Valley Scribe

Rebecca Buckman's take on tech, startups and venture capital

Levensohn VP Throws in the Towel. Who’s Next?

Posted by rebeccabuckman on April 16, 2010

I got some not-so-surprising news in my email inbox this morning: Levensohn Venture Partners, a boutique firm based in San Francisco, has decided not to raise another fund “for the forseeable future,” according to firm founder Pascal Levensohn.Pascal Levensohn

Levensohn’s firm is pretty tiny, to be sure. Its last fund, raised in 2004, was only $70 million. Pascal and his partners also have had some incredibly bad luck in the personnel department lately: Partner Keith Benjamin, a wonderful guy I’d known since my days as a finance reporter in the late 1990s, died after a sports accident in 2008. More recently another Levensohn partner has been battling unrelated, serious health problems. I’m sure those tough staffing issues contributed to the firm’s woes.

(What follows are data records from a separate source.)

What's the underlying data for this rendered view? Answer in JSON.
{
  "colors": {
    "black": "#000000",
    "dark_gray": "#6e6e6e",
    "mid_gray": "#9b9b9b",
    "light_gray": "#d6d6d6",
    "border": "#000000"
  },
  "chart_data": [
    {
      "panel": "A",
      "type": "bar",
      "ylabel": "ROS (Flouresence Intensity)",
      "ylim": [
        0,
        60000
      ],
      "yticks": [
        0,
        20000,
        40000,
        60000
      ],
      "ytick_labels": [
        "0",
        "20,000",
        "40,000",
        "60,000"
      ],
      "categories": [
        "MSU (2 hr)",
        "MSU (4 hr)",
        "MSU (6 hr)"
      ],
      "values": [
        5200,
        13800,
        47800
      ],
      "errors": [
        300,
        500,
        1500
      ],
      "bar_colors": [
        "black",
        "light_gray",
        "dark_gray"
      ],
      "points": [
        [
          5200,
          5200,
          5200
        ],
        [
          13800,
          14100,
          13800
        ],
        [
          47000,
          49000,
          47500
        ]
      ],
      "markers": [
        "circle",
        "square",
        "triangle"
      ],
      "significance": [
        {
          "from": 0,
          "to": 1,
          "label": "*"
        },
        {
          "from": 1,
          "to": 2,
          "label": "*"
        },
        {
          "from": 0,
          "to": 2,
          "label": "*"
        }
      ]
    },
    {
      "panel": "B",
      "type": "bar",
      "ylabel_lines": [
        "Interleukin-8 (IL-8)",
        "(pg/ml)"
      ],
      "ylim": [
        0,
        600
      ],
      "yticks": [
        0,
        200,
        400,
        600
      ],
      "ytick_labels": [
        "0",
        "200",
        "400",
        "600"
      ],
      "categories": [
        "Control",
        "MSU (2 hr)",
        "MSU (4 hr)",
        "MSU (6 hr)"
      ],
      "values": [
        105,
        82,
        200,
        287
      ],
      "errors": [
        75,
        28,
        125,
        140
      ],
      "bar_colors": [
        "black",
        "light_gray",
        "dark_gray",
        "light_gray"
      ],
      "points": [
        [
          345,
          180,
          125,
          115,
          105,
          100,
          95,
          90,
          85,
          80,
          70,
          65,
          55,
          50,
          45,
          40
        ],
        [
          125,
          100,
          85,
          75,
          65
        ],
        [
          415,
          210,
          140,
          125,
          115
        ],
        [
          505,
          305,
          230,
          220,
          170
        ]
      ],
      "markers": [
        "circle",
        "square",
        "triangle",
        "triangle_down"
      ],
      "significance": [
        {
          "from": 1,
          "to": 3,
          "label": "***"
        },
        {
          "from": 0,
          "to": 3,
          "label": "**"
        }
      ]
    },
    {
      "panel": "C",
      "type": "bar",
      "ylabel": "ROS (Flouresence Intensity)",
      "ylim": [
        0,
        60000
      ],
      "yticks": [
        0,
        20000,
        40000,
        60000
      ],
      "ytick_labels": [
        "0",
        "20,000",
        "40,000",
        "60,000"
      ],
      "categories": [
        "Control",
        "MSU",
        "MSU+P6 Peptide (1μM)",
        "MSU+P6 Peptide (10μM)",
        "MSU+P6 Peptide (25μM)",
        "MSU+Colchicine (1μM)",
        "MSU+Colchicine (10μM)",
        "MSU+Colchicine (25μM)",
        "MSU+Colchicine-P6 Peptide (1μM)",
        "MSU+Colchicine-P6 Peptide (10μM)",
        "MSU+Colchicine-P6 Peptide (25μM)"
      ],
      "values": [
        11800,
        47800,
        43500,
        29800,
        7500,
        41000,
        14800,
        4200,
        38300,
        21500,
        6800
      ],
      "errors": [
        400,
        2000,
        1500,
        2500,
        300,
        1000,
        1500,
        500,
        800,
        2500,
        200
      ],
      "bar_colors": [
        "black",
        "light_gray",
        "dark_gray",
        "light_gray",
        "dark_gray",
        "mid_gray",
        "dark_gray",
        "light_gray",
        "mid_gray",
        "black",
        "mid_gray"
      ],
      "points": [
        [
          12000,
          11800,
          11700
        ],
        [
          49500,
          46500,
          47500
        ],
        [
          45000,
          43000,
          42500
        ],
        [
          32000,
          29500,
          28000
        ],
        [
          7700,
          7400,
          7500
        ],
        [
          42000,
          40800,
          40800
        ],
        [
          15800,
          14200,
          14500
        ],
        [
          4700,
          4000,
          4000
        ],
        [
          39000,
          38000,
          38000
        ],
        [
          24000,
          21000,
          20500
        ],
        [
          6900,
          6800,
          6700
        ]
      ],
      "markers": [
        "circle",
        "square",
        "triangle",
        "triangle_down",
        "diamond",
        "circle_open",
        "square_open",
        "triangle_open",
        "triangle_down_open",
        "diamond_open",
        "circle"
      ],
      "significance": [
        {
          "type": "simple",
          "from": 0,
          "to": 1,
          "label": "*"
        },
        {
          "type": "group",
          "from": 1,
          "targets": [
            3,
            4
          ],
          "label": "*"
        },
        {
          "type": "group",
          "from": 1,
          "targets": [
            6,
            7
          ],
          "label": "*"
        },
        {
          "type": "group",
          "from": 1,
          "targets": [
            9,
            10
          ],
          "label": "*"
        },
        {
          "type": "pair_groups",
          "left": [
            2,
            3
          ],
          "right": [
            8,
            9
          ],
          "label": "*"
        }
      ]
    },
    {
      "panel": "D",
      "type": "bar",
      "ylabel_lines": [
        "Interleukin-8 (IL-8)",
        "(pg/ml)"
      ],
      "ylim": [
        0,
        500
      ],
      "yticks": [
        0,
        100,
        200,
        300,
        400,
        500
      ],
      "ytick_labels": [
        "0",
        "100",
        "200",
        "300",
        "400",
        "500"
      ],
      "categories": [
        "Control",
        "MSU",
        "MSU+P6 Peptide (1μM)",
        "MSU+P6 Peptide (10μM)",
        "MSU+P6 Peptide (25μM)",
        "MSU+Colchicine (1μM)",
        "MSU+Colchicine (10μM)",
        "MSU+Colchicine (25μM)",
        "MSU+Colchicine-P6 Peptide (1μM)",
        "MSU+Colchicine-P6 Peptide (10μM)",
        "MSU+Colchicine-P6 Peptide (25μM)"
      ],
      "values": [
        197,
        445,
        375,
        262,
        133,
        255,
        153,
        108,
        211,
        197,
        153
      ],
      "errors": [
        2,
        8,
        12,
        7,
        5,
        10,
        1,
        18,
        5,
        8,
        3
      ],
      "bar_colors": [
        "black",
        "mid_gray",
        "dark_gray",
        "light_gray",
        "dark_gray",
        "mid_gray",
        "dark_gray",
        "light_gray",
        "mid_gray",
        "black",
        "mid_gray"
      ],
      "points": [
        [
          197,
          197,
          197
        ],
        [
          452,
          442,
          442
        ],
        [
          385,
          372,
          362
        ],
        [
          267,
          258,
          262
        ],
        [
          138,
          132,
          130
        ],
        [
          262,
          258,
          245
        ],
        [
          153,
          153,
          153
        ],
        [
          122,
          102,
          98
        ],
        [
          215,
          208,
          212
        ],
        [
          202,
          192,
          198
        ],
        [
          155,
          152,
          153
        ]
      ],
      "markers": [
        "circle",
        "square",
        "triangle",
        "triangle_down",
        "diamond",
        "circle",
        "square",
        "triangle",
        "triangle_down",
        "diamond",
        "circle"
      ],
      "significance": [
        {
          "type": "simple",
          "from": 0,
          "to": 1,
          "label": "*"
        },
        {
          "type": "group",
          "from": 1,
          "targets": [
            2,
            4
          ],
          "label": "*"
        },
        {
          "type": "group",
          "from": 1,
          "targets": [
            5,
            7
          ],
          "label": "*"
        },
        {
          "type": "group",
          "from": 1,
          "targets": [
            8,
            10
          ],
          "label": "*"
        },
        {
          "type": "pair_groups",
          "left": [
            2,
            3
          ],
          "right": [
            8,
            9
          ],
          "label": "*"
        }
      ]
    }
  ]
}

But it’s also true that Levensohn is stuck in a larger, very tough business predicament—and one that may torpedo the fortunes of many other VC outfits unless they take action to differentiate themselves in this rough climate.

The IPO market is still tepid, making it hard for VCs to take their portfolio companies public and realize big returns. That’s put a damper on M&A, since acquirers can offer less money for startups, knowing those companies don’t have an IPO option. The financial crisis was the final straw: Some big institutional investors flipped out as the value of their liquid investments shrank, leaving them over-allocated to risky alternatives like buyouts and venture capital. Now, many of those big institutions are looking for less risk. And that means less money being funneled to venture.

Smaller firms without decades-long track records and large scale—or a successful, laser-like focus on one investment area, a la First Round Capital and Web 2.0–may be the first ones to take the hit.

Institutions “are not really interested in hearing how great your portfolio is, and how much money you’re going to make with it” in the future, Pascal told me by phone this morning. “They want to see it done.” What’s more, he says, “they’re looking back at their 10-year (venture) returns, and they’re not so good.” Pascal stressed to me that he and the firm’s three other partners would continue managing their current investments and serving on those companies’ boards. He says the portfolio still has the potential to achieve “significant results.”

Pascal, currently a board member of the National Venture Capital Association and a prolific blogger on corporate-governance and other issues, will now keep busy expanding his existing institutional and family-office advisory business, Levensohn Capital Advisors. He is merging it into Presidio Financial Partners, a wealth-advisory firm.

He also gets kudos for actually writing a thoughtful letter about his firm’s situation, and its reasons for stepping back from new, early-stage investing, and sharing those thoughts with a few journalists. Normally VC firms on the bubble deny they’re bowing out of the business even when it’s pretty clear to everyone else they won’t be able to raise another fund. (See this Wall Street Journal story from 2006, which noticeably lacks much comment from most of the firms mentioned. It followed a related story I wrote a month earlier, containing one of the best quotes a VC has ever given me: “I know what we have distributed to our investors over the last six years, and it’s damn little.”—Paul Ferri, founder of Matrix Partners.)

I think the VC industry is becoming increasingly bifurcated between the haves and the have-nots. The gap between firms that can raise more money and those who can’t will only widen in the next few years, absent a big change in the capital markets. Firms will have to work hard to stand out and prove to LPs that they deserve the right to manage their cash.


One Response to “Levensohn VP Throws in the Towel. Who’s Next?”

  1. Thanks for your perspective on the LVP situation, Becky. I have worked with Pascal for 8 years and making this decision was a tough one since there is incredible potential upside with many of his investments. I hope that other VCs who have to make a similar decision also discuss the situation as candidly as Pascal has. It will be much better for the venture industry and transparency.